For those who live in regions where water pours from tubes in their homes, it might be difficult to imagine that there are still people on Earth without access to clean water.
For these people, clean water is often miles away from their homes. They are forced to walk for hours, carrying full baskets of water, only to spend a few more hours filtering that water before it is safe for their families to drink. Researchers around the world are working hard on developing devices to make transportation easier, and ones to make purification quicker.
But what about a single device that could do both?
“We had already seen some ideas out there that filtered water, and others that rolled the water using barrels, but we wanted to create something that filtered while you rolled,” said Mechanical Engineering (MechE) senior Deepak Ravi. “Something better than doing the two of them separately.”
Ravi and fellow MechE seniors Anna Mirabella, Jack Kaplan, Veronica Jamie-Lara, and Alex Baker put their heads together and designed the Water Transportation and Purification System.
“The design is basically a big barrel with a smaller barrel inside of it, attached to a handle,” Mirabella said. “As you roll the barrel along, the relative motion between the handle and the spinning barrel pulls dirty water from the outer barrel through a filter and into the inner barrel where it stores the newly cleaned water.”
The design uses only a few simple parts and requires no power, only mechanical energy provided by the rolling of the barrel. It uses a Sawyer water filter, which never needs to be replaced, and recycled industrial barrels — food-grade plastic barrels that are normally thrown away. With PVC pipe for the handle, the whole prototype cost only about $200. When mass-produced, the team estimates the total cost at only $40 per unit.
“We’ve decided to make this design open source,” Mirabella said. “If someone wants to manufacture our system and get it down to that $40, none of us would be upset. It would be awesome to have had a small part of something big.”
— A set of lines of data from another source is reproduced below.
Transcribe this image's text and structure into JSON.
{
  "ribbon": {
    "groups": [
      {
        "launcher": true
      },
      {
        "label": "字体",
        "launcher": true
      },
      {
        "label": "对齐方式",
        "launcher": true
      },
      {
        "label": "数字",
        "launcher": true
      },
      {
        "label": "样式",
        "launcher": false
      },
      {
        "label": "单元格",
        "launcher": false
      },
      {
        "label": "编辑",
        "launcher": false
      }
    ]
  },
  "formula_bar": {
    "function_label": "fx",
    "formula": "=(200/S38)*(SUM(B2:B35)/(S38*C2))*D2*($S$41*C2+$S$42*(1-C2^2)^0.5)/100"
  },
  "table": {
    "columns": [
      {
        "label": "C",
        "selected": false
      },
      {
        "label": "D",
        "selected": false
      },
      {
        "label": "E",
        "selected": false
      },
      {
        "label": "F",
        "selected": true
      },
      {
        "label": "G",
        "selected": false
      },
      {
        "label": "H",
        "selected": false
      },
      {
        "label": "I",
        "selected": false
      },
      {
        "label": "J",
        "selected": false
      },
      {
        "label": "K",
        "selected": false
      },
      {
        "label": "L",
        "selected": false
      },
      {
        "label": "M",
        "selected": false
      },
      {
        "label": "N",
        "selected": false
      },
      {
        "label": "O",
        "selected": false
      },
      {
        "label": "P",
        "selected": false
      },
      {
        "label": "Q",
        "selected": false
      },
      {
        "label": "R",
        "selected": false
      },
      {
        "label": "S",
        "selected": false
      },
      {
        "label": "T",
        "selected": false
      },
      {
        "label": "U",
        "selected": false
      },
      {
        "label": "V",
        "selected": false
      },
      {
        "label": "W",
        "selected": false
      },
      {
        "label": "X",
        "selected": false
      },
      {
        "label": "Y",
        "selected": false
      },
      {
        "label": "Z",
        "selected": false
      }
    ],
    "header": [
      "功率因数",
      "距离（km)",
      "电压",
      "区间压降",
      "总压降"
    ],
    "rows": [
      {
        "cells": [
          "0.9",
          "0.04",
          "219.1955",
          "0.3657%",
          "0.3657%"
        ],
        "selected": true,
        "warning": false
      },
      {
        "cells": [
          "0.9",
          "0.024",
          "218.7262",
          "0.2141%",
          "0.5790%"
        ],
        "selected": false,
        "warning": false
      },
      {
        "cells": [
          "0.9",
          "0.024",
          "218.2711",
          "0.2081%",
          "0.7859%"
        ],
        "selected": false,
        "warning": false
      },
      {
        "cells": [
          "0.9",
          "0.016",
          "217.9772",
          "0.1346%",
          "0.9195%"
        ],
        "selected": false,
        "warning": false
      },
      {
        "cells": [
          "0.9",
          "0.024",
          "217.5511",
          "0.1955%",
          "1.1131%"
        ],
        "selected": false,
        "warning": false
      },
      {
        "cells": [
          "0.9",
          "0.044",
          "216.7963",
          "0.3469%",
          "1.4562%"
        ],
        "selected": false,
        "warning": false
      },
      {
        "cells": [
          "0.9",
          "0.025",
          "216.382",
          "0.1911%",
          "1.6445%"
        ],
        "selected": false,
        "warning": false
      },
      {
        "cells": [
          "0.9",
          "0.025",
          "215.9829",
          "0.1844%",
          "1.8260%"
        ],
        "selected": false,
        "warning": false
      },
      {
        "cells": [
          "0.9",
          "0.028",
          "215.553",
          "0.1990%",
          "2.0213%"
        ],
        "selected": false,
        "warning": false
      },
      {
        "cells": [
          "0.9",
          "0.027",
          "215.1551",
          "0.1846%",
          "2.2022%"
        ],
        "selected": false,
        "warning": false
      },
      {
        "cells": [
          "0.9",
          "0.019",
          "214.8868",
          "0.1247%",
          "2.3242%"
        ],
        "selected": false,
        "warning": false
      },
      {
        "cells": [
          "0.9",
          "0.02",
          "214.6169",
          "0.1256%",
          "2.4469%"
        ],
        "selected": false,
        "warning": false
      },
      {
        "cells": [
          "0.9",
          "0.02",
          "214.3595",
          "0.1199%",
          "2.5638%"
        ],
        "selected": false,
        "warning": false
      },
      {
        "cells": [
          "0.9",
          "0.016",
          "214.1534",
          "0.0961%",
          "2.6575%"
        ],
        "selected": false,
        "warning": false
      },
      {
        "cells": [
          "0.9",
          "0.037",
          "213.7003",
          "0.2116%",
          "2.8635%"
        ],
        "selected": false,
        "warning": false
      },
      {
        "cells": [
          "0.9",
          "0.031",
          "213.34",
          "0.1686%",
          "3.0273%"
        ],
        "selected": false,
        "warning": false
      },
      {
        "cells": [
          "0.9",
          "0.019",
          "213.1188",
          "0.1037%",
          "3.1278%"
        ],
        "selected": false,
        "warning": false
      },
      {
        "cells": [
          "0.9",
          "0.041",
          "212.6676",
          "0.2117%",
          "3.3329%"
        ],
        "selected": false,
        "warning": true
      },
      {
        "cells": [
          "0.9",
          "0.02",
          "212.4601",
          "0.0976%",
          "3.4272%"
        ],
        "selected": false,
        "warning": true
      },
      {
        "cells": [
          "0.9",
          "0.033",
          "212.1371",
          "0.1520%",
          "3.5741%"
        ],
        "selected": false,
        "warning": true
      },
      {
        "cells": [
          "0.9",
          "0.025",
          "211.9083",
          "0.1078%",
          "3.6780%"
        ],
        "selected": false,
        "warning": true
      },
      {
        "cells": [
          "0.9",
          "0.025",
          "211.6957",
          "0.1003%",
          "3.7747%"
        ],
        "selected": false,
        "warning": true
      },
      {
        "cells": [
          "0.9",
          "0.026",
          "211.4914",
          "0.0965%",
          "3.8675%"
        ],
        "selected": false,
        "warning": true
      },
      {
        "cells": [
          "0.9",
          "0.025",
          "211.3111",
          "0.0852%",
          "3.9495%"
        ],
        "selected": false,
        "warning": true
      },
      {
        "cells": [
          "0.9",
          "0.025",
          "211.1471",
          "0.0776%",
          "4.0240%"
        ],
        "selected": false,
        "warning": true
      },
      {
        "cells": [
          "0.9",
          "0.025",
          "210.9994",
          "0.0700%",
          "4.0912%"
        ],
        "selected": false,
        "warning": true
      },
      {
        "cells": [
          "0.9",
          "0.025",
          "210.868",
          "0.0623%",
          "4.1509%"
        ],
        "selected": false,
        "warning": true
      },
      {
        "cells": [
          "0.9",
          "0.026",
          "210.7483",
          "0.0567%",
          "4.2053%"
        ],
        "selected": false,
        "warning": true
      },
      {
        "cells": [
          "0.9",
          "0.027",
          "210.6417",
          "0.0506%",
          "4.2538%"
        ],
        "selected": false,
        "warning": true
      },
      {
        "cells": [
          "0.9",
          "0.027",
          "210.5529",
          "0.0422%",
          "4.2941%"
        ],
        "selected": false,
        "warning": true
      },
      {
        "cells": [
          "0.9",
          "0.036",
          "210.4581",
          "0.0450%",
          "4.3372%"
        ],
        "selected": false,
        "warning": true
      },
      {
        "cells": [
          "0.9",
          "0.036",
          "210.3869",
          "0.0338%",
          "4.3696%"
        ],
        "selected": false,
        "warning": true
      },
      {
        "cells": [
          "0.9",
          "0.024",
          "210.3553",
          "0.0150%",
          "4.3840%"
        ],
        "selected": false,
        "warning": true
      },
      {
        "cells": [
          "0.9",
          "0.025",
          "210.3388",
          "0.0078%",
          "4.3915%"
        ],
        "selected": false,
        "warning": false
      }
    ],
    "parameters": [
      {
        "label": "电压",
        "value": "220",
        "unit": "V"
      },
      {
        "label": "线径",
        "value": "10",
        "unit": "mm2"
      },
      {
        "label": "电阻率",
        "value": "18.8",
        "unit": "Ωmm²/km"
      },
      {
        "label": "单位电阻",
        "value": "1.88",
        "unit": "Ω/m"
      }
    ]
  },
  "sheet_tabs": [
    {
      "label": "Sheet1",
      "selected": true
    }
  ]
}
Another way this product will keep costs down for the user is its instantaneous filter. Since the water is already purified en route home, users can empty the clean water into a container, then hand the device off to their neighbor. That way, a single device can be shared among an entire community.
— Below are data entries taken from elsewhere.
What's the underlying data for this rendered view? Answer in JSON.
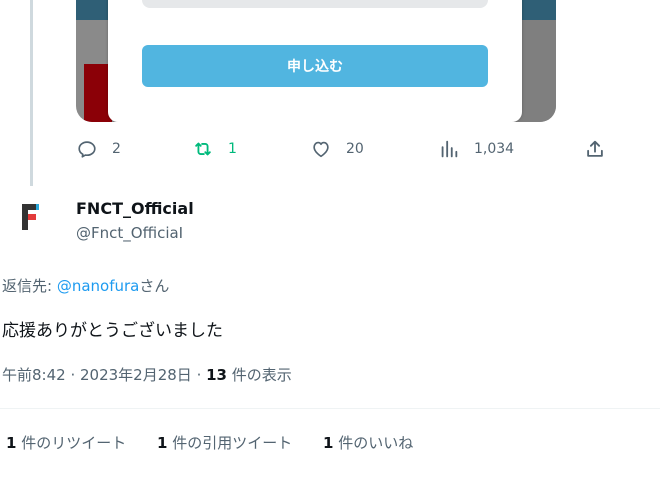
{
  "media": {
    "button_label": "申し込む",
    "colors": {
      "button": "#51b5e0",
      "band": "#2f5f76",
      "red_block": "#8b0007"
    }
  },
  "actions": {
    "reply": {
      "icon": "reply-icon",
      "count": "2"
    },
    "retweet": {
      "icon": "retweet-icon",
      "count": "1",
      "color": "#00ba7c"
    },
    "like": {
      "icon": "heart-icon",
      "count": "20"
    },
    "views": {
      "icon": "analytics-icon",
      "count": "1,034"
    },
    "share": {
      "icon": "share-icon"
    }
  },
  "author": {
    "display_name": "FNCT_Official",
    "handle": "@Fnct_OfficiaI",
    "avatar_colors": {
      "dark": "#333333",
      "accent": "#e33b3b",
      "blue": "#2aa7d9"
    }
  },
  "tweet": {
    "reply_prefix": "返信先: ",
    "reply_mention": "@nanofura",
    "reply_suffix": "さん",
    "text": "応援ありがとうございました",
    "time": "午前8:42",
    "sep": " · ",
    "date": "2023年2月28日",
    "views_count": "13",
    "views_label": " 件の表示"
  },
  "stats": {
    "retweets": {
      "count": "1",
      "label": " 件のリツイート"
    },
    "quotes": {
      "count": "1",
      "label": " 件の引用ツイート"
    },
    "likes": {
      "count": "1",
      "label": " 件のいいね"
    }
  }
}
The team developed the idea as the final project for their Mechanical Engineering Senior Design course, taught by Associate Teaching Professor Noé Vargas Hernández. The class is required of all MechE majors for graduation and emphasizes the ability to take a project from conception to prototype over the course of a semester.
“This wasn’t just a mechanical engineering project for us,” Ravi said. “Some of us are also design minors, so we thought about how it would be filled, and how it would be made. We thought about the user. That’s why we went with a 15-gallon tank; 15 gallons is about a weekly supply of water for a family in the developing world.”
“I think that’s one of the best things about being able to work here at Carnegie Mellon,” he said. “All of our different disciplines combine to make the best outcome.”